The/AT grand/JJ jury/NN commented/VBD on/IN a/AT number/NN of/IN 
other/AP topics/NNS ,/, AMONG/IN them/PPO the/AT Atlanta/NP and/CC 
Fulton/NP-tl County/NN-tl purchasing/VBG departments/NNS which/WDT it/PPS
said/VBD ``/`` ARE/BER well/QL operated/VBN and/CC follow/VB generally/RB
accepted/VBN practices/NNS which/WDT inure/VB to/IN the/AT best/JJT 
interest/NN of/IN both/ABX governments/NNS ''/'' ./.
"""
res = [nltk.tag.str2tuple(t) for t in sent.split()]
print(res) # [('The', 'AT'), ('grand', 'JJ'), ('jury', 'NN'), ...

# 读取已标注的语料库
res = nltk.corpus.brown.tagged_words()
print(res) # [('The', 'AT'), ('Fulton', 'NP-TL'), ...]

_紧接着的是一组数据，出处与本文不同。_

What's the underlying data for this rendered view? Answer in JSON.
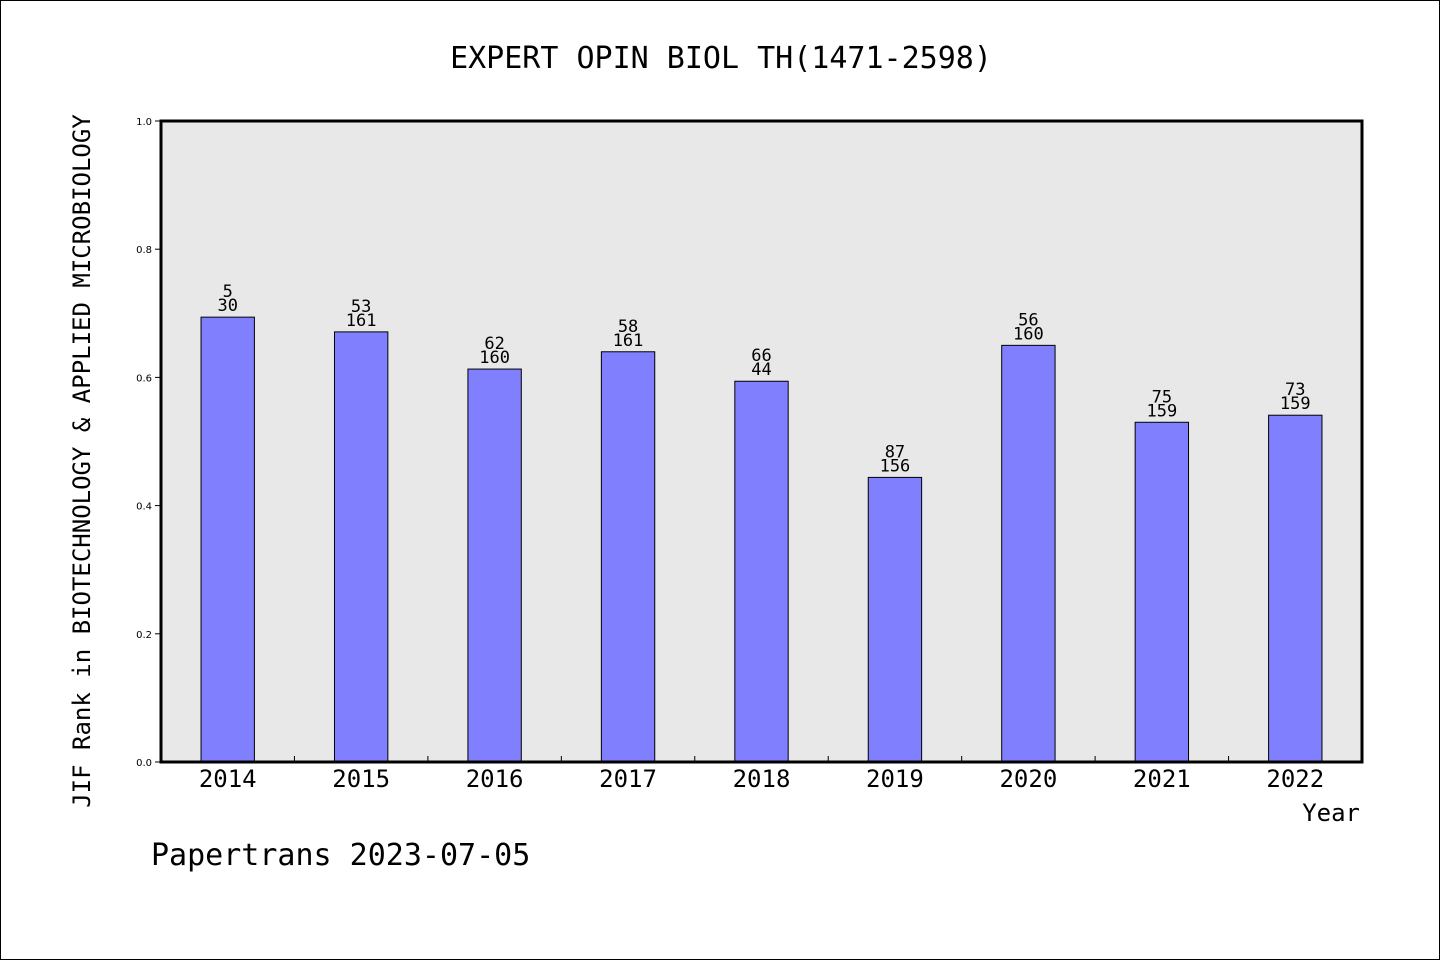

res = nltk.corpus.nps_chat.tagged_words()
print(res) # [('now', 'RB'), ('im', 'PRP'), ('left', 'VBD'), ...]
res = nltk.corpus.conll2000.tagged_words()
print(res) # [('Confidence', 'NN'), ('in', 'IN'), ('the', 'DT'), ...]
res = nltk.corpus.treebank.tagged_words()
print(res) # [('Pierre', 'NNP'), ('Vinken', 'NNP'), (',', ','), ...]

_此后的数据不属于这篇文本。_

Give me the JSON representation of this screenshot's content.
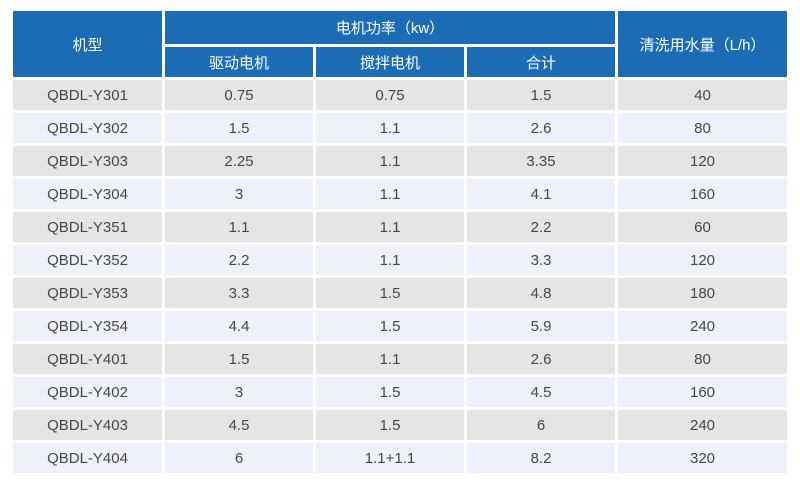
{
  "chart_data": {
    "type": "table",
    "header": {
      "model": "机型",
      "power_group": "电机功率（kw）",
      "drive": "驱动电机",
      "mix": "搅拌电机",
      "total": "合计",
      "water": "清洗用水量（L/h）"
    },
    "rows": [
      {
        "model": "QBDL-Y301",
        "drive": "0.75",
        "mix": "0.75",
        "total": "1.5",
        "water": "40"
      },
      {
        "model": "QBDL-Y302",
        "drive": "1.5",
        "mix": "1.1",
        "total": "2.6",
        "water": "80"
      },
      {
        "model": "QBDL-Y303",
        "drive": "2.25",
        "mix": "1.1",
        "total": "3.35",
        "water": "120"
      },
      {
        "model": "QBDL-Y304",
        "drive": "3",
        "mix": "1.1",
        "total": "4.1",
        "water": "160"
      },
      {
        "model": "QBDL-Y351",
        "drive": "1.1",
        "mix": "1.1",
        "total": "2.2",
        "water": "60"
      },
      {
        "model": "QBDL-Y352",
        "drive": "2.2",
        "mix": "1.1",
        "total": "3.3",
        "water": "120"
      },
      {
        "model": "QBDL-Y353",
        "drive": "3.3",
        "mix": "1.5",
        "total": "4.8",
        "water": "180"
      },
      {
        "model": "QBDL-Y354",
        "drive": "4.4",
        "mix": "1.5",
        "total": "5.9",
        "water": "240"
      },
      {
        "model": "QBDL-Y401",
        "drive": "1.5",
        "mix": "1.1",
        "total": "2.6",
        "water": "80"
      },
      {
        "model": "QBDL-Y402",
        "drive": "3",
        "mix": "1.5",
        "total": "4.5",
        "water": "160"
      },
      {
        "model": "QBDL-Y403",
        "drive": "4.5",
        "mix": "1.5",
        "total": "6",
        "water": "240"
      },
      {
        "model": "QBDL-Y404",
        "drive": "6",
        "mix": "1.1+1.1",
        "total": "8.2",
        "water": "320"
      }
    ],
    "colors": {
      "header_bg": "#1b6cb5",
      "header_text": "#ffffff",
      "row_odd_bg": "#e5e5e5",
      "row_even_bg": "#eef1f9",
      "cell_text": "#474747"
    }
  }
}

res = nltk.corpus.sinica_treebank.tagged_words()
print(res) # [('一', 'Neu'), ('友情', 'Nad'), ('嘉珍', 'Nba'), ...]

res = nltk.corpus.indian.tagged_words()
print(res) # [('মহিষের', 'NN'), ('সন্তান', 'NN'), (':', 'SYM'), ...]

res = nltk.corpus.mac_morpho.tagged_words()
print(res) # [('Jersei', 'N'), ('atinge', 'V'), ('média', 'N'), ...]

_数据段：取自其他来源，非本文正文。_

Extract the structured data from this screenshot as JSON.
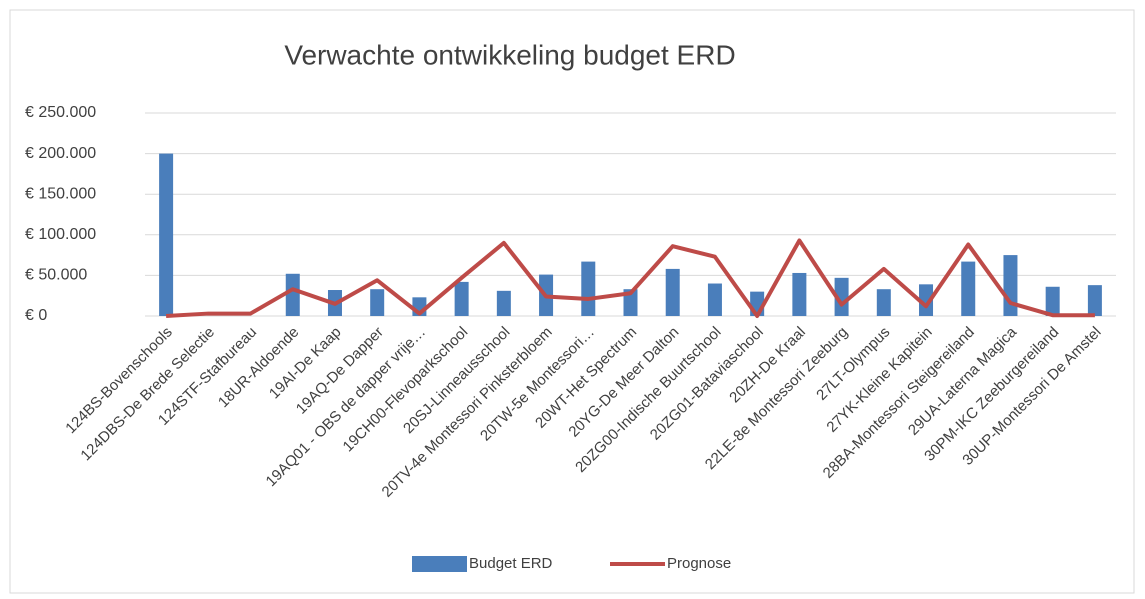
{
  "chart_data": {
    "type": "bar_line",
    "title": "Verwachte ontwikkeling budget ERD",
    "categories": [
      "124BS-Bovenschools",
      "124DBS-De Brede Selectie",
      "124STF-Stafbureau",
      "18UR-Aldoende",
      "19AI-De Kaap",
      "19AQ-De Dapper",
      "19AQ01 - OBS de dapper vrije…",
      "19CH00-Flevoparkschool",
      "20SJ-Linneausschool",
      "20TV-4e Montessori Pinksterbloem",
      "20TW-5e Montessori…",
      "20WT-Het Spectrum",
      "20YG-De Meer Dalton",
      "20ZG00-Indische Buurtschool",
      "20ZG01-Bataviaschool",
      "20ZH-De Kraal",
      "22LE-8e Montessori Zeeburg",
      "27LT-Olympus",
      "27YK-Kleine Kapitein",
      "28BA-Montessori Steigereiland",
      "29UA-Laterna Magica",
      "30PM-IKC Zeeburgereiland",
      "30UP-Montessori De Amstel"
    ],
    "series": [
      {
        "name": "Budget ERD",
        "type": "bar",
        "color": "#4a7ebb",
        "values": [
          200000,
          0,
          0,
          52000,
          32000,
          33000,
          23000,
          42000,
          31000,
          51000,
          67000,
          33000,
          58000,
          40000,
          30000,
          53000,
          47000,
          33000,
          39000,
          67000,
          75000,
          36000,
          38000
        ]
      },
      {
        "name": "Prognose",
        "type": "line",
        "color": "#be4b48",
        "values": [
          0,
          3000,
          3000,
          33000,
          15000,
          44000,
          3000,
          47000,
          90000,
          24000,
          21000,
          28000,
          86000,
          73000,
          0,
          93000,
          14000,
          58000,
          12000,
          88000,
          16000,
          1000,
          1000
        ]
      }
    ],
    "ylim": [
      0,
      250000
    ],
    "yticks": [
      {
        "value": 0,
        "label": "€ 0"
      },
      {
        "value": 50000,
        "label": "€ 50.000"
      },
      {
        "value": 100000,
        "label": "€ 100.000"
      },
      {
        "value": 150000,
        "label": "€ 150.000"
      },
      {
        "value": 200000,
        "label": "€ 200.000"
      },
      {
        "value": 250000,
        "label": "€ 250.000"
      }
    ],
    "grid": true,
    "legend": "bottom"
  }
}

res = nltk.corpus.conll2002.tagged_words()
print(res) # [('Sao', 'NC'), ('Paulo', 'VMI'), ('(', 'Fpa'), ...]

res = nltk.corpus.cess_cat.tagged_words()
print(res) # [('El', 'da0ms0'), ('Tribunal_Suprem', 'np0000o'), ...]

# 使用tagged_sents()方法将已标注的词划分成句子

# 简化的词性标记集
# ADJ 形容词
# ADV 动词
# CNJ 连词
# DET 限定词
# EX 存在量词
# FW 外来词
# MOD 情态动词
# N 名词
# NP 专有名词
# NUM 数次
# PRO 代词
# P 介词
# TO 词to
# UH 感叹词
# V 动词
# VD 过去式
# VG 现在分词
# VN 过去分词
# WH Wh限定词

from nltk.corpus import brown
brown_news_tagged = brown.tagged_words(categories='news')
tag_fd = nltk.FreqDist(tag for (word, tag) in brown_news_tagged)
print(list(tag_fd.keys())) # ['AT', 'NP-TL', 'NN-TL', 'JJ-TL', 'VBD', 'NR', 'NN',...

# 名词
word_tag_pairs= nltk.bigrams(brown_news_tagged)
word_tag_pairs = list(word_tag_pairs)
res = list(nltk.FreqDist(a[1] for (a, b) in word_tag_pairs if b[1] == 'NP'))
print(res) # ['AT', 'NN-TL', 'NP', 'CS',...

# 动词
wsj = nltk.corpus.treebank.tagged_words()
word_tag_fd = nltk.FreqDist(wsj)
res = [word + "/" + tag for (word, tag) in word_tag_fd if tag.startswith("V")]
print(res) # ['join/VB', 'is/VBZ', 'publishing/VBG',...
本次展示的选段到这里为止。